Und wie steht es mit der räumlichen Trennung der Sicherungen? Man stelle sich vor, in der Hauptgeschäftsstelle werden sämtliche Sicherungen der einzelnen Standorte zusammengetragen und die Hauptniederlassung wird durch ein Feuer zerstört.

Fazit & Ausblick

Es wird schnell deutlich, dass nicht  immer gleich die Welt untergehen muss, um die täglichen Arbeitsabläufe ins Stocken geraten zu lassen. Um für viele Situationen gewappnet zu sein, ist es wichtig, genügend Reserven bereit­gestellt zu haben. Es geht immer darum, schwierige Zeiten möglichst gut zu überstehen, um anschließend im neuen Aufschwung mit dabei sein zu können. Wer erst in der Not mit seinen Überlegungen, Vorbereitungen und Maßnahmen beginnt, hat bereits viel Sicherheit verschenkt und agiert immer in dem Risiko, dass die ersonnenen Lösungen nicht performen. Flexibilität ist eine Medaille mit zwei Seiten, einer für die Mitarbeiter und einer für deren Chef.

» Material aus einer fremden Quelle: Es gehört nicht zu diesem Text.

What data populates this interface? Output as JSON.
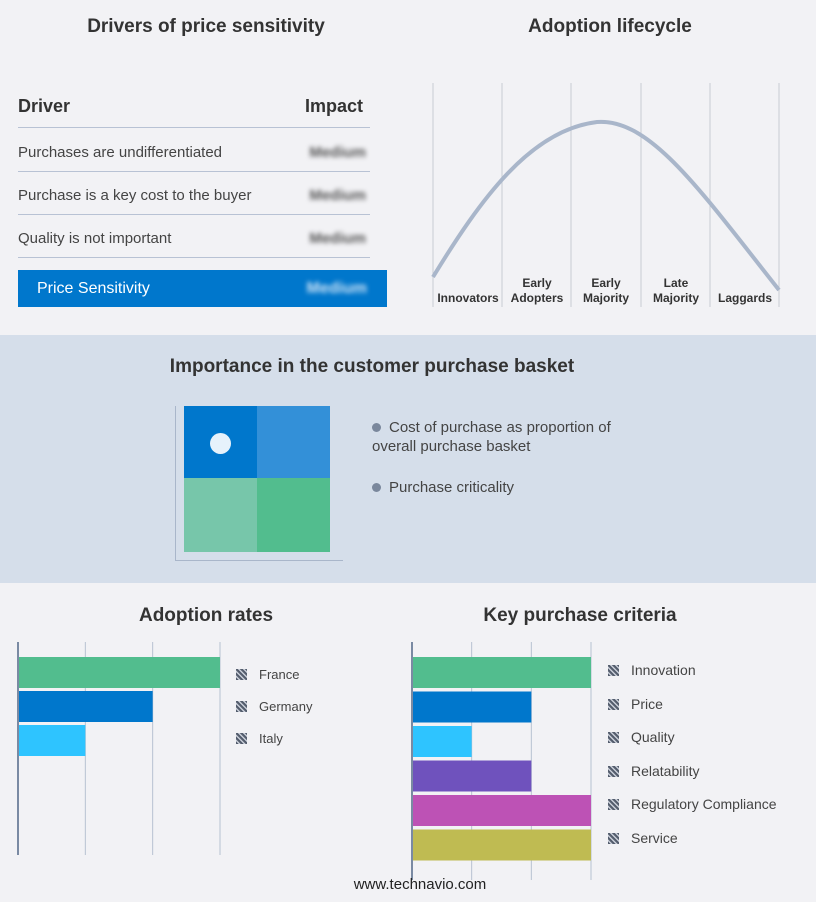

Alle Konzepte sollten bereits einmal erprobt worden sein. Nehmen wir zum Beispiel polizeiliche Spezialkräfte. Deren Aufgabe ist es, in extremen und unbekannten Situationen als Team erfolgreich zu agieren. Die dazu erforderliche Präzision erreichen diese Kräfte durch intensives Training. Dieses wird kontinuierlich und zielgerichtet angepasst, sobald sich aus der Nachrichtenlage neue Szenarien ergeben. Wer sich also nur wegen des Coronavirus dazu entschließt, Home­office zu gestatten, ist eindeutig zu spät dran und läuft Gefahr, dass die Maßnahme die erwünschten Ergebnisse nicht liefern wird.